A comprehensive new report by the Munich office of consultants Wüest Partner Deutschland highlights the attractive risk-return profiles of many smaller southern German cities. While investors often think of Stuttgart and Munich as being the obvious magnets for investment in the region, the study shows how many smaller cities are seeing higher rent and price increases than in the capital cities of Baden Württemberg and Bavaria, respectively.

In the latest (2019) edition of “Süddeutsche Wohnungsmärkte: Daten & Perspektiven”, rents and prices were seen rising faster in ten of the twenty cities surveyed than in Stuttgart and Munich.

According to Rüdiger Hornung, who heads up Wüest Partner’s Munich office, “The ongoing low interest rates and the still rising population in these cities is still exercising a lot of pressure on property prices, so that again in 2019 it’s highly unlikely there will be any fall in prices. The growing social pressure on housing is increasingly adding fuel to the political debates surrounding residential housing regulation. Of course, this can have a negative effect on the motivation of builders to build, with the result that supply gets even tighter.”

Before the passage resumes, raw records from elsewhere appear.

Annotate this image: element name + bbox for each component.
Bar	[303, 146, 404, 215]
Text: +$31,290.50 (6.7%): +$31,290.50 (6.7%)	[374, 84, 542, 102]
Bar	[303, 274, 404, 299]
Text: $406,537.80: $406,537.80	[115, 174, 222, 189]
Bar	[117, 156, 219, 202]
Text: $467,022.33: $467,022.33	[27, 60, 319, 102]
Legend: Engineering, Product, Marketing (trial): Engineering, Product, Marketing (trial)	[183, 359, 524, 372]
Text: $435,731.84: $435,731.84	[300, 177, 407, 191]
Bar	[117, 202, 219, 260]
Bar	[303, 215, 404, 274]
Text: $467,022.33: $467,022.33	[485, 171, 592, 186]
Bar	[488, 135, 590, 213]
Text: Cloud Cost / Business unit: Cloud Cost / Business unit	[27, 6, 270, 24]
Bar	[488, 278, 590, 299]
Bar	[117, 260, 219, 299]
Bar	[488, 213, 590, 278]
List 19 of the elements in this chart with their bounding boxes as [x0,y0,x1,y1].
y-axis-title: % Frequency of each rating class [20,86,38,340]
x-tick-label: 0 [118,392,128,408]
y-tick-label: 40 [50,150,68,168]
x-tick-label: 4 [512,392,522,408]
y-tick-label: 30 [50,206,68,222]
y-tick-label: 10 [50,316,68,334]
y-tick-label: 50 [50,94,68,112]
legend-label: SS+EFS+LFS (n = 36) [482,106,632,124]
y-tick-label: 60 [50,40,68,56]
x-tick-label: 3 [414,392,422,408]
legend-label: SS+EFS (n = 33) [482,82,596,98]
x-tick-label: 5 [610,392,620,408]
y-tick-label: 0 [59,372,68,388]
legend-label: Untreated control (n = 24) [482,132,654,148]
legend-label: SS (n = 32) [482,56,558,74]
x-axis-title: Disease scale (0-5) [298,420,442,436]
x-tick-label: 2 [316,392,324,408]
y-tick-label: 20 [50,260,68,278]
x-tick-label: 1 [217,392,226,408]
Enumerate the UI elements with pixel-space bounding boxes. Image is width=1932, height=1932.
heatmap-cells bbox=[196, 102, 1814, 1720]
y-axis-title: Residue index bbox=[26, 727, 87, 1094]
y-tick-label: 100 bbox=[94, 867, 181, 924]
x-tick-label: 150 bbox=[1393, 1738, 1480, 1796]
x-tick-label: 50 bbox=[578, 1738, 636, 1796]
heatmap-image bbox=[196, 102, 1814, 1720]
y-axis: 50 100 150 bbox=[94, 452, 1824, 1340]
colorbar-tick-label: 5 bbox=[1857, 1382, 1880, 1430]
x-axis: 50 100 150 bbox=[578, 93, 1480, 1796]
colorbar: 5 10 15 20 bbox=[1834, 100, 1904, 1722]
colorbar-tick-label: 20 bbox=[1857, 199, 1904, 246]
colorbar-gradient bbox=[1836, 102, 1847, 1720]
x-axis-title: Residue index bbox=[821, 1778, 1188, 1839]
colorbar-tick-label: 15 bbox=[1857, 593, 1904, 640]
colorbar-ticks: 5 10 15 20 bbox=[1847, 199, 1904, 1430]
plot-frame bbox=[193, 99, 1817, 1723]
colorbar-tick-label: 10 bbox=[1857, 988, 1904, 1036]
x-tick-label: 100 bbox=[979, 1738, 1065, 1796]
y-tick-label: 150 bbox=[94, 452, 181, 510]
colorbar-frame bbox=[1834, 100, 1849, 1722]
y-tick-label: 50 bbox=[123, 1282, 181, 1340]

One city singled out for its risk-return ratio is Freiburg im Bresgau, which can offer yields of 3.8% with the same risk profile as Munich. From Stuttgart with yields of 3.2%, investors can find attractive yields in Ludwigsburg and Fürth, where they could get 4.5%, or Villingen Schwenningen which offers 5.5%.

Ten of the twenty cities analysed showed a higher rate of rental increases over the past five years than Munich and Stuttgart. In Augsburg and Aalen rents rose 29%, while Ludwigsburg, Neu-Ulm, Schweinfurt, Sindelfingen and Villingen-Schwenningen saw rents rise by over 25%. Many of these cities have experienced a very low rate of new building. In Ludwigsburg, for example, only 6% of the needed new capacity was built, and in Sindelfingen it was 11%. On average new builds only met 40.5% of the market need, down 27.8% of the figure a year earlier.

Most of the cities analysed showed a higher procentual rise in price than Munich, which has seen price rises of 33% over the past five years. In Schweinfurt, for example, prices have risen by 76%, while Augsburg, Reutlingen and Villingen-Schwenningen have seen increases of more than 50%.

The Wüest Partner study imputes the highest potential for rent and price increases to Stuttgart, Augsburg and Freiburg, with Munich, Nürnberg, Fürth and Ludwigsburg also expect to still rise strongly. More moderate price increases are forecast for Karlsruhe, Mannheim, Sindelfingen and Friedrichshafen.